Мимо них по дороге проехал маленький «Форд-Эскорт», сбросив скорость, чтобы рассмотреть джипы и людей, на них приехавших.
– Это кто тут еще на лимузинах раскатывает? – спросил Леха, останавливая сбивчивые рассказы, потому что смысл он уже понял, почувствовал боль в голове, словно его самого резиновой дубинкой огрели по затылку, но не желая этого показывать.
– Самвел…
– Какой Самвел? Откуда тут таким взяться?
– Самвел Гараян. Хозяин универмага. «Самый великий», говорит, имя его означает…
– Хозяин?.. Много сейчас хозяев на нашу голову понаехало. Где он живет?

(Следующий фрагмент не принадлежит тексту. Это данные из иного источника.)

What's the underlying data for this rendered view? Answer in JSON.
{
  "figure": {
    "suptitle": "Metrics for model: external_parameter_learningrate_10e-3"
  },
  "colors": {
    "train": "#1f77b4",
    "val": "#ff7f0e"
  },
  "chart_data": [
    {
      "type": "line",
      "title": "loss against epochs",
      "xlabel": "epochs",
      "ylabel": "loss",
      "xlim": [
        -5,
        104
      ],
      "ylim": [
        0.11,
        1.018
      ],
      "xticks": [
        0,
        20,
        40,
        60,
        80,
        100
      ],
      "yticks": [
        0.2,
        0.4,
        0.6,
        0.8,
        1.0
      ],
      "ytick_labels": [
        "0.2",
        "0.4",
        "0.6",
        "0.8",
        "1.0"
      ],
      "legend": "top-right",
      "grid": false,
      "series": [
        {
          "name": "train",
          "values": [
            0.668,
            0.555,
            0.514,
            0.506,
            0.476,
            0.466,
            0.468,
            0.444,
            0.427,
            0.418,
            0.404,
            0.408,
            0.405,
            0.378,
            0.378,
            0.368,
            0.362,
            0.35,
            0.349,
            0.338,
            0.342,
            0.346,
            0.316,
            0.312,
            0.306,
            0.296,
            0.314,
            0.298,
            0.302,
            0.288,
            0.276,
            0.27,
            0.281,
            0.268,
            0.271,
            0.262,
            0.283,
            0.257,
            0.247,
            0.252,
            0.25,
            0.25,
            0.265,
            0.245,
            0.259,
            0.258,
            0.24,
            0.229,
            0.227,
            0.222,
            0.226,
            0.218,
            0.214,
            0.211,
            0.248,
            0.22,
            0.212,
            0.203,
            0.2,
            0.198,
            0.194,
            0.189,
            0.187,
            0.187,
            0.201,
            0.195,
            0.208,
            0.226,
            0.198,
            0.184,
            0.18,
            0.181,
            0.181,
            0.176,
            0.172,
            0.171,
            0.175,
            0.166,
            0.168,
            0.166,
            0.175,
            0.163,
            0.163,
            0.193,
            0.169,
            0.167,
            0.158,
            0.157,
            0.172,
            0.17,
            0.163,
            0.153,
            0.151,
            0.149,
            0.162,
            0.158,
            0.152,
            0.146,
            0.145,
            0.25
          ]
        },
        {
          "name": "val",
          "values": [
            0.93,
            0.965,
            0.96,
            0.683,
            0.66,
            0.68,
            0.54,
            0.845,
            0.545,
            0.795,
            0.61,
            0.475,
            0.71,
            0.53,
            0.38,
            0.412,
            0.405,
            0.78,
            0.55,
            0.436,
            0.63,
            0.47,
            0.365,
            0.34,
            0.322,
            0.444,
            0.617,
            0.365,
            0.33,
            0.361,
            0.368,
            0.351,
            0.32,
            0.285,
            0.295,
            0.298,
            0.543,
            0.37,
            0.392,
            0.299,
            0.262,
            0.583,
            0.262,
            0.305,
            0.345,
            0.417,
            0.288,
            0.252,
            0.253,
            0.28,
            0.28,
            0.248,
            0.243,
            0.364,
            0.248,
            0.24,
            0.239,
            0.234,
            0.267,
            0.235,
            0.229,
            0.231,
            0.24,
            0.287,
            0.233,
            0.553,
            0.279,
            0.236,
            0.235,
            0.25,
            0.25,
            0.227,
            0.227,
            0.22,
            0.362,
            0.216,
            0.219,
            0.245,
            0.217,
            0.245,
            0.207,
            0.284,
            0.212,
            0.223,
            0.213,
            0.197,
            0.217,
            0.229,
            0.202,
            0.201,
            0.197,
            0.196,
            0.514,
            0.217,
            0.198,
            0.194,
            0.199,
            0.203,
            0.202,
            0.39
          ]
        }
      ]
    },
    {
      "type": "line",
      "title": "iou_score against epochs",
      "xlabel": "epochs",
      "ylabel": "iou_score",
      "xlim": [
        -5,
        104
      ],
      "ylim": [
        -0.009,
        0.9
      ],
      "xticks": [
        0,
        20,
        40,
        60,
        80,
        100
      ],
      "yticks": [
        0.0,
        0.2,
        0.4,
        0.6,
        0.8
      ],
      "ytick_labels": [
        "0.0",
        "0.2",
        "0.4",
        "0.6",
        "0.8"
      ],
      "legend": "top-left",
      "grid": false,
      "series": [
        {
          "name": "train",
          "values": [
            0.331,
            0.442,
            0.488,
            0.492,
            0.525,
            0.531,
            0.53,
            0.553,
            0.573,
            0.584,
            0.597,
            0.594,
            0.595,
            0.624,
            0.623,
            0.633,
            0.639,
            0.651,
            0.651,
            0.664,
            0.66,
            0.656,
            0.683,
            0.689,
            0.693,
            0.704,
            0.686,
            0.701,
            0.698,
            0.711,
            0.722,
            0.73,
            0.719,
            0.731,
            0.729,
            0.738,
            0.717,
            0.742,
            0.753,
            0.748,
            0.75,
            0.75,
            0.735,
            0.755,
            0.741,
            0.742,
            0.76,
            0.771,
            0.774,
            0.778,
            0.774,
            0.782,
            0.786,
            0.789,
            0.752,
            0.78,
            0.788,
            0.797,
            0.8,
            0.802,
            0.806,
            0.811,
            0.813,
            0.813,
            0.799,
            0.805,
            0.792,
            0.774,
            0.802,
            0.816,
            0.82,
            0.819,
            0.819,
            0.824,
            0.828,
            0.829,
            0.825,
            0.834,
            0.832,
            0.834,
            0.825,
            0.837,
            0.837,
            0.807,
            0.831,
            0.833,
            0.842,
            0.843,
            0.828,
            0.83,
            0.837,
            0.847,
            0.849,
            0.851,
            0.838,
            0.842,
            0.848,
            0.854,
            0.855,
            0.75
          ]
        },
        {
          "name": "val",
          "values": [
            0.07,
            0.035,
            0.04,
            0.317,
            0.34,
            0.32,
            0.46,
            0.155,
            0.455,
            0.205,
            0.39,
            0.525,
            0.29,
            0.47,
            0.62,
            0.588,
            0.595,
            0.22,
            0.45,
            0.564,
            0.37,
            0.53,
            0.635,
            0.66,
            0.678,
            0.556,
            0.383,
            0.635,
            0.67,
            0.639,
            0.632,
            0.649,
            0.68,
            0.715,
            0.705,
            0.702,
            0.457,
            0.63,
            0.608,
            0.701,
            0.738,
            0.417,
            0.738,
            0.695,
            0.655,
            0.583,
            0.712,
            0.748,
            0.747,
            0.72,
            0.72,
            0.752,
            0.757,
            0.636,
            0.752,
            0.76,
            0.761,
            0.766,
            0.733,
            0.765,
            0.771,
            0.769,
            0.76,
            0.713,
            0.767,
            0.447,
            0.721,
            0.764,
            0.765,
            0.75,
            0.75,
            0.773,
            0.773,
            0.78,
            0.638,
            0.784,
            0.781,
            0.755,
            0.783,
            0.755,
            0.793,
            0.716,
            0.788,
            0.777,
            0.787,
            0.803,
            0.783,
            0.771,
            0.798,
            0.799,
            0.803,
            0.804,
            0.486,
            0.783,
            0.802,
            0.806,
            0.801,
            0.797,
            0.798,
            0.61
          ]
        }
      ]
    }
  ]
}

– На выезде, к реке ближе. Красный кирпичный дом в два этажа. У него там еще два двоюродных брата охранниками работают. Наглые, как танки… Наших во двор не пускают…
– Заяц!
От машин, бросив недокуренную сигарету, подошел широколицый и коротко стриженный парень с маленькими глазками. Внешне его, пожалуй, легче спутать с медведем, чем с зайцем.
– Возьми ребят, сгоняй к этому самому великому Самвелу. Может, он что-то слышал. И разберись с местной иерархией. Кому он платит, кто в округе что весит… Здесь больше, я думаю, спросить не у кого… Начнет кочевряжиться, поставь его раком и – дай для начала пинка… Чтобы сильно не возвеличивался… И братьям добавь… Чтоб хозяев уважали…
Кого Алексей величал «хозяевами», горожане не поняли. Но по наивности подумали о себе. И прониклись к Алексею Столбову симпатией, потому что Самвела в городке не любили, как во всяком бедном захолустном городке не любят людей богатых и прижимистых, не пьющих в обществе.
Заяц подслеповато мигнул и молча направился к машине. Двигатель заработал почти неслышно, хотя, может быть, стук тракторного двигателя, что проезжал вдалеке, выбрасывая в атмосферу кудрявые струйки выхлопных газов, помешал услышать джип. Машина уехала. Теперь с Лехой осталось только четверо, и верхнетобольцы обступили земляка более плотным кольцом.
– Слышь, Лех, – совсем осмелев, поинтересовался Ерофеев. – А тут поговаривали, что отца твоего, значит, украли, чтобы с тебя выкуп стрясти…
– Я сам с кого хошь стрясу, – отчего-то зло вдруг сказал Леха, повернулся и шагнул в сторону отцовского дома так решительно, что два местных мужичка даже отпрыгнули, освобождая ему дорогу, иначе он просто уронил бы их своим откормленным телом.